New: Load data from any RDBMS

tedCodd
Ted Codd

As of today, you can easily import into Tablesaw from any data source with a JDBC driver. Meaning, pretty much every relational database. Meaning, we are now fully compliant with the 1970s, and with Ted Codd, who I’ve stolen many ideas from.

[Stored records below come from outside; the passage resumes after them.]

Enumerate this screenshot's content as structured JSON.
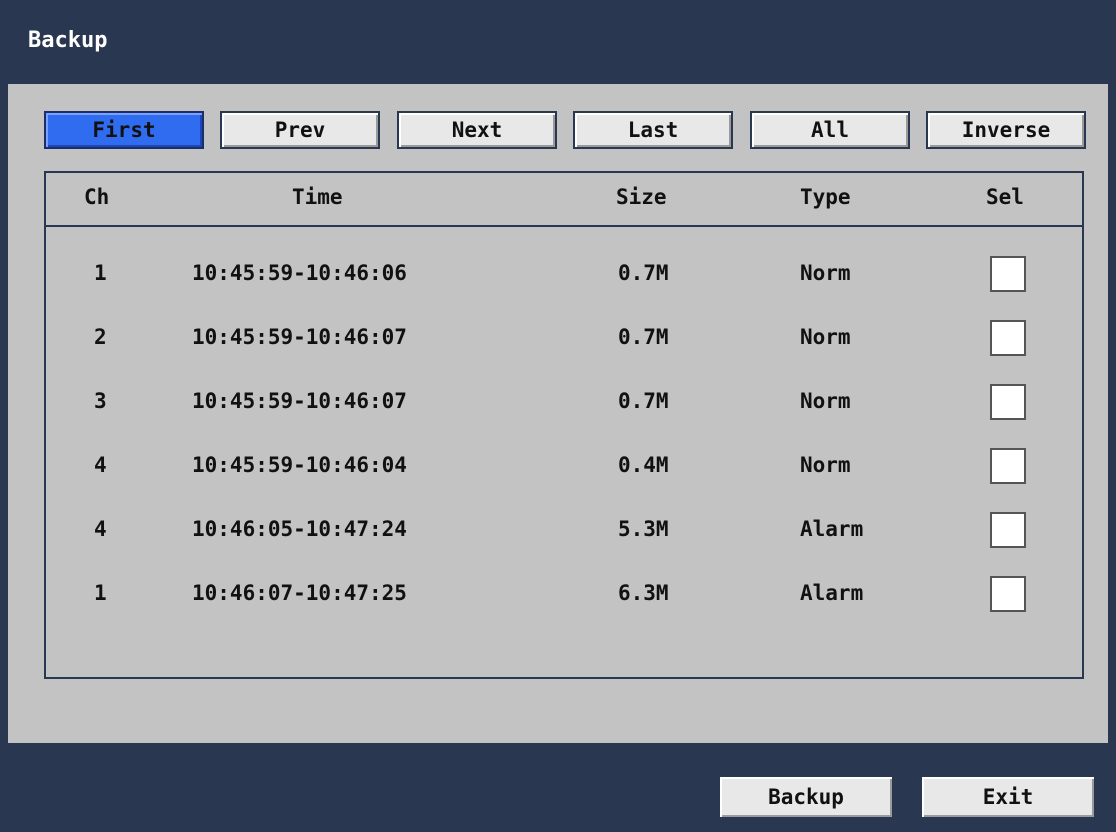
{
  "window": {
    "title": "Backup"
  },
  "nav_buttons": [
    {
      "label": "First",
      "active": true
    },
    {
      "label": "Prev",
      "active": false
    },
    {
      "label": "Next",
      "active": false
    },
    {
      "label": "Last",
      "active": false
    },
    {
      "label": "All",
      "active": false
    },
    {
      "label": "Inverse",
      "active": false
    }
  ],
  "table": {
    "columns": [
      "Ch",
      "Time",
      "Size",
      "Type",
      "Sel"
    ],
    "rows": [
      {
        "ch": "1",
        "time": "10:45:59-10:46:06",
        "size": "0.7M",
        "type": "Norm",
        "selected": false
      },
      {
        "ch": "2",
        "time": "10:45:59-10:46:07",
        "size": "0.7M",
        "type": "Norm",
        "selected": false
      },
      {
        "ch": "3",
        "time": "10:45:59-10:46:07",
        "size": "0.7M",
        "type": "Norm",
        "selected": false
      },
      {
        "ch": "4",
        "time": "10:45:59-10:46:04",
        "size": "0.4M",
        "type": "Norm",
        "selected": false
      },
      {
        "ch": "4",
        "time": "10:46:05-10:47:24",
        "size": "5.3M",
        "type": "Alarm",
        "selected": false
      },
      {
        "ch": "1",
        "time": "10:46:07-10:47:25",
        "size": "6.3M",
        "type": "Alarm",
        "selected": false
      }
    ]
  },
  "footer": {
    "backup_label": "Backup",
    "exit_label": "Exit"
  },
  "colors": {
    "frame": "#2a3751",
    "panel": "#c3c3c3",
    "active_button": "#2f6cf0"
  }
}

Now I’m repaying Ted by putting his photo in this post.

Thank you, Ted.

To use this feature, you write standard Java/JDBC client code, execute a query, and pass the returned ResultSet into a static create() method on Table.  There’s a simple example below.

So bring on your databases.

 

String DB_URL = "jdbc:derby:CoffeeDB;create=true";
Connection conn = DriverManager.getConnection(DB_URL);

Table customer = null; 
try (Statement stmt = conn.createStatement()) {
  String sql = "SELECT * FROM Customer";
  try (ResultSet results = stmt.executeQuery(sql)) {
    customer = Table.create(results, "Customer");
  }
}

 

Tablesaw performance: first results

In an earlier post, I compared Outlier performance importing data from a CSV against published data with Pandas and Python. In Python it took 3,047 seconds (50 minutes) to load the 8 million rows of data.  Outlier loaded 10 million rows of the same data in 2 minutes, or “25% more data, 25 times faster”.

Tablesaw loads the larger dataset from a CSV in 79 seconds: 25% more data, 38 times faster.  Better still, that data can be saved in Tablesaw format in 1 second.  Subsequent reads now take 3 seconds, or 1,015 times faster than in the original Python data.